During week 12 of the 2015 NFL season, the Pittsburgh Steelers threw the ball a lot against the Seahawks, employing a strategy that most teams in the league try to avoid when playing the Seahawks. The strategy didn’t result in a win for Pittsburgh, but it provided a blueprint for the rest of the league showing how to throw the ball against the best secondary in the NFL. With both the Steelers and Seahawks having favorable NFL odds to win the Super Bowl, both teams could face each other in the biggest game of the year, in what would be a rematch of Super Bowl XL.
In the week 12 meeting, the Steelers, who have moved away from their smash mouth running attack in recent years, hardly ran the ball against Seattle. In fact, they has an 81.3 percent pass to run ratio, which was the fifth largest ratio in a game last season. Last season, teams that had a pass to run ratio higher than 70 percent lost 80 out of 85 times, and the New England Patriots were the only team to win when throwing more than 80 percent of the time, which they did twice.
The Steelers lost to the Seahawks by nine last season, but they never trailed by more than a touchdown until the final minutes of the game.
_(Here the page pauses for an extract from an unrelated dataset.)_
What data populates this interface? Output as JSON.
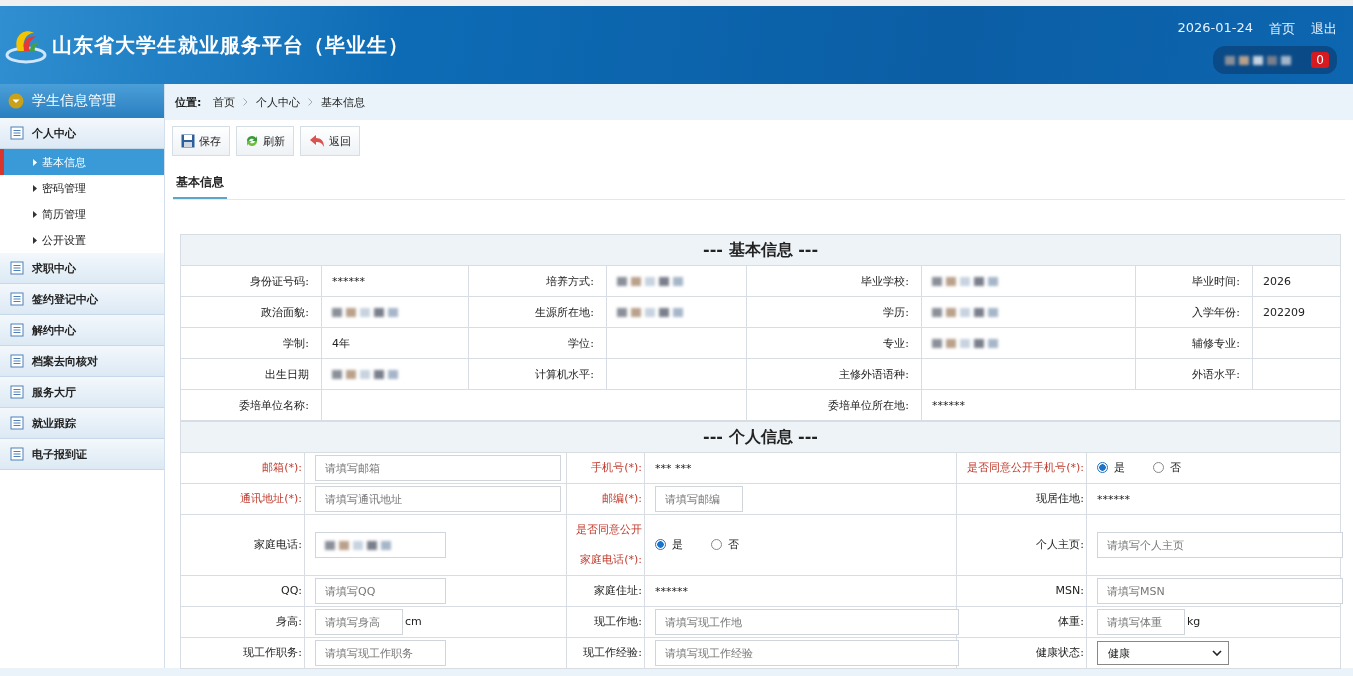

The fact that they were able to lead for most of the game while throwing the ball as much as they did, was surprising because teams that play Seattle tend to try running the ball more than they pass to avoid turning the ball over.
In the opening game of the 2014 season, Aaron Rodgers, who went on to win the MVP award that season, only threw the ball to one side of the field because he didn’t want Seattle cornerback Richard Sherman intercepting the ball or forcing a fumble. The fact that Rodgers, who is considered one of the best quarterbacks in the NFL, avoided throwing to one side of the field, illustrates how much teams don’t like throwing the ball against the Seahawks.
Ben Roethlisberger and the Steelers didn’t have much of a choice going into their matchup against Seattle, Pro Bowl running back LeVeon Bell had torn his ACL earlier in the month, and head coach Mike Tomlin didn’t want backup DeAngelo Williams, who had done a great job filling in for Bell earlier in the season, to take too much of a punishment, so the team opted to throw more.
With weapons like Antonio Brown and Martavis Bryant at the wide receiver position, the Steelers were confident in their ability to throw the ball effectively. Pittsburgh’s gamble was hit and miss, the Steelers racked up 480 passing yards, which is unheard of against Seattle’s Legion of Boom, but Roethlisberger also had 4 interceptions, while throwing only one touchdown pass.
Looking back at the game, the Steelers probably threw the ball so much against the Seahawks because the New England Patriots did the same thing against the Seahawks in the previous Super Bowl, and won the game. However, the Patriots could have easily lost the game if the Seahawks had run the ball on the final play of the game.